Jacob Ridenhour wasn’t entirely sure what he wanted to study when he enrolled at Auburn in the early 1990s.
He thought about being an engineer, maybe something having to do with building science.
But neither of those sounded like very interesting topics to orate on for an assignment in his freshman speech class.
So an adviser suggested the Salisbury, N.C., native take a trip to Auburn High School and talk with boys basketball coach Frank Tolbert, maybe do something on Ridenhour’s love of basketball.
“I’ve known basketball from the time I’ve been old enough to know what’s going on,” Ridenhour said.
That meeting led to helping out with the Auburn High team, which led to becoming a student manager on Tommy Joe Eagles’ team at the university, which led to a post-grad job on the staff of Cliff Ellis, which led to his current post as the director of operations for Leonard Hamilton’s Florida State Seminoles.

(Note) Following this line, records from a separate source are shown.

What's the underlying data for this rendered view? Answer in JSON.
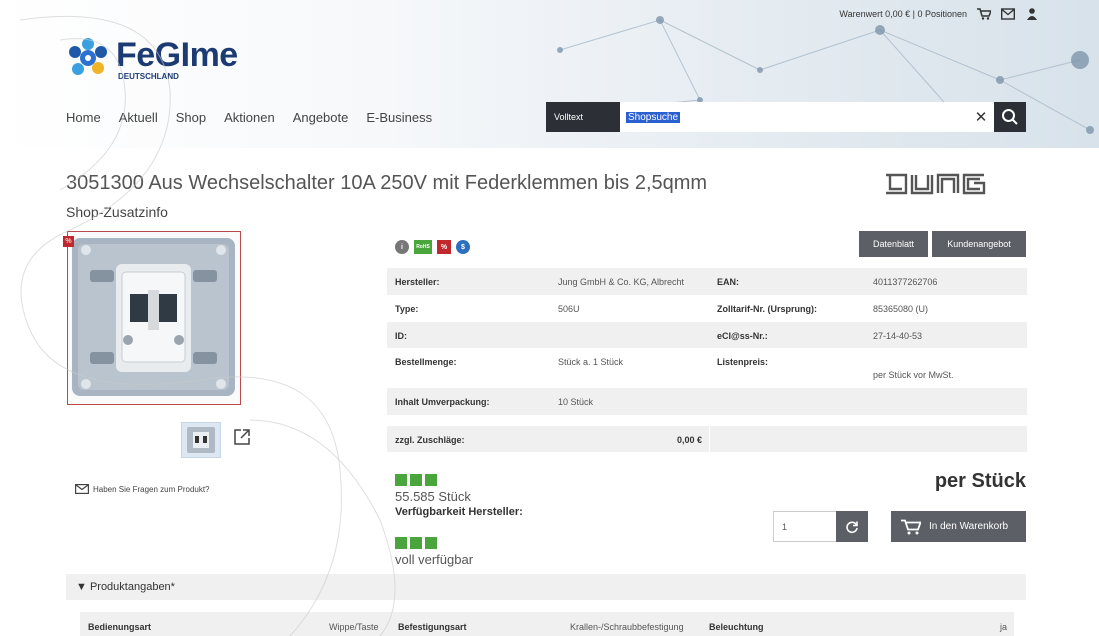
{
  "header": {
    "cart_summary": "Warenwert 0,00 € | 0 Positionen",
    "logo_name": "FeGIme",
    "logo_sub": "DEUTSCHLAND",
    "nav": [
      "Home",
      "Aktuell",
      "Shop",
      "Aktionen",
      "Angebote",
      "E-Business"
    ],
    "search_mode": "Volltext",
    "search_value": "Shopsuche"
  },
  "product": {
    "title": "3051300 Aus Wechselschalter 10A 250V mit Federklemmen bis 2,5qmm",
    "subtitle": "Shop-Zusatzinfo",
    "brand": "JUNG",
    "question": "Haben Sie Fragen zum Produkt?",
    "datasheet_label": "Datenblatt",
    "offer_label": "Kundenangebot",
    "specs": [
      {
        "k1": "Hersteller:",
        "v1": "Jung GmbH & Co. KG, Albrecht",
        "k2": "EAN:",
        "v2": "4011377262706"
      },
      {
        "k1": "Type:",
        "v1": "506U",
        "k2": "Zolltarif-Nr. (Ursprung):",
        "v2": "85365080 (U)"
      },
      {
        "k1": "ID:",
        "v1": "",
        "k2": "eCl@ss-Nr.:",
        "v2": "27-14-40-53"
      },
      {
        "k1": "Bestellmenge:",
        "v1": "Stück a. 1 Stück",
        "k2": "Listenpreis:",
        "v2": "per Stück vor MwSt."
      },
      {
        "k1": "Inhalt Umverpackung:",
        "v1": "10 Stück",
        "k2": "",
        "v2": ""
      }
    ],
    "surcharge_label": "zzgl. Zuschläge:",
    "surcharge_value": "0,00 €",
    "stock_qty": "55.585 Stück",
    "stock_label": "Verfügbarkeit Hersteller:",
    "stock_status": "voll verfügbar",
    "price_unit": "per Stück",
    "quantity": "1",
    "cart_button": "In den Warenkorb"
  },
  "details": {
    "accordion_label": "▼ Produktangaben*",
    "row": [
      {
        "k": "Bedienungsart",
        "v": "Wippe/Taste"
      },
      {
        "k": "Befestigungsart",
        "v": "Krallen-/Schraubbefestigung"
      },
      {
        "k": "Beleuchtung",
        "v": "ja"
      }
    ]
  },
  "colors": {
    "brand_blue": "#1d3b73",
    "dark_button": "#5c5f66",
    "stock_green": "#4aa53c",
    "badge_red": "#c0282d"
  }
}
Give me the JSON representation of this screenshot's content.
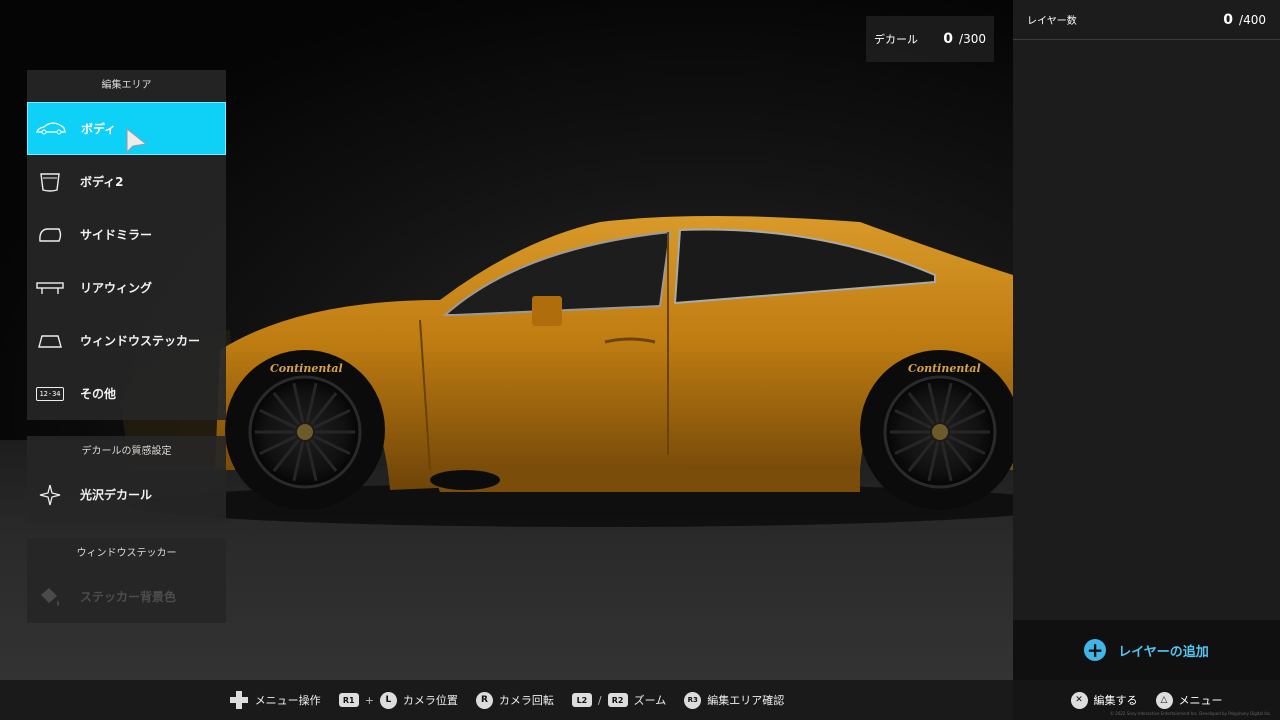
{
  "decal_counter": {
    "label": "デカール",
    "count": "0",
    "max": "/300"
  },
  "edit_area": {
    "header": "編集エリア",
    "items": [
      {
        "label": "ボディ",
        "icon": "car-body-icon",
        "selected": true
      },
      {
        "label": "ボディ2",
        "icon": "car-front-icon"
      },
      {
        "label": "サイドミラー",
        "icon": "side-mirror-icon"
      },
      {
        "label": "リアウィング",
        "icon": "rear-wing-icon"
      },
      {
        "label": "ウィンドウステッカー",
        "icon": "window-icon"
      },
      {
        "label": "その他",
        "icon": "license-plate-icon",
        "plate_text": "12-34"
      }
    ]
  },
  "decal_texture": {
    "header": "デカールの質感設定",
    "items": [
      {
        "label": "光沢デカール",
        "icon": "sparkle-icon"
      }
    ]
  },
  "window_sticker": {
    "header": "ウィンドウステッカー",
    "items": [
      {
        "label": "ステッカー背景色",
        "icon": "paint-bucket-icon",
        "disabled": true
      }
    ]
  },
  "layers": {
    "label": "レイヤー数",
    "count": "0",
    "max": "/400",
    "add_label": "レイヤーの追加"
  },
  "car": {
    "body_color": "#c07d12",
    "tire_brand": "Continental"
  },
  "bottom_hints": {
    "menu_op": "メニュー操作",
    "r1": "R1",
    "plus": "+",
    "l_stick": "L",
    "camera_pos": "カメラ位置",
    "r_stick": "R",
    "camera_rot": "カメラ回転",
    "l2": "L2",
    "slash": "/",
    "r2": "R2",
    "zoom": "ズーム",
    "r3": "R3",
    "edit_area_confirm": "編集エリア確認",
    "cross_sym": "✕",
    "edit": "編集する",
    "triangle_sym": "△",
    "menu": "メニュー"
  },
  "copyright": "© 2022 Sony Interactive Entertainment Inc. Developed by Polyphony Digital Inc.",
  "colors": {
    "accent": "#0fd0f7",
    "add_layer": "#55c4f0"
  }
}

All starting from that one speech assignment.
“If you shook a tree, a thousand people would fall out that would beg for my job today,” said Ridenhour, a ’95 Auburn grad in education. “It’s overworked and underpaid, but I could be going to work at the bank wearing a suit every day.”
Ridenhour said his job includes “basically everything but game preparation and recruiting” for the Seminoles (11-3), who travel to Auburn (6-7) to take on his alma mater tonight at 7 p.m.
That includes, but is not limited, to: making all the travel arrangements, being in charge of the staff at the basketball office, developing contacts with the community and serving as a liaison with the university and operating the Seminoles’ basketball camps.
“Leonard’s the CEO,” Ridenhour said. “But I guess I’m, like, right there.”
He said it’s much the same role he worked up to serving on Ellis’ staff — first as an administrative assistant, then as the director of operations — during the Auburn basketball “glory days,” or at least its most successful period since Charles Barkley graced the court.
Ridenhour was with Ellis’ staff from the time he graduated through the time Ellis left in 2004, and saw three NCAA Tournaments, including two Sweet Sixteen berths.
“I worked my way up with Cliff to where I was kind of his right-hand guy,” Ridenhour said.
“And then when Cliff got let go, I got hung out to dry.
“I got nothing.”
Here, a bit of serendipity intervened again.
Through Ellis, Ridenhour had struck up a friendship with SEC supervisor of officials John Guthrie.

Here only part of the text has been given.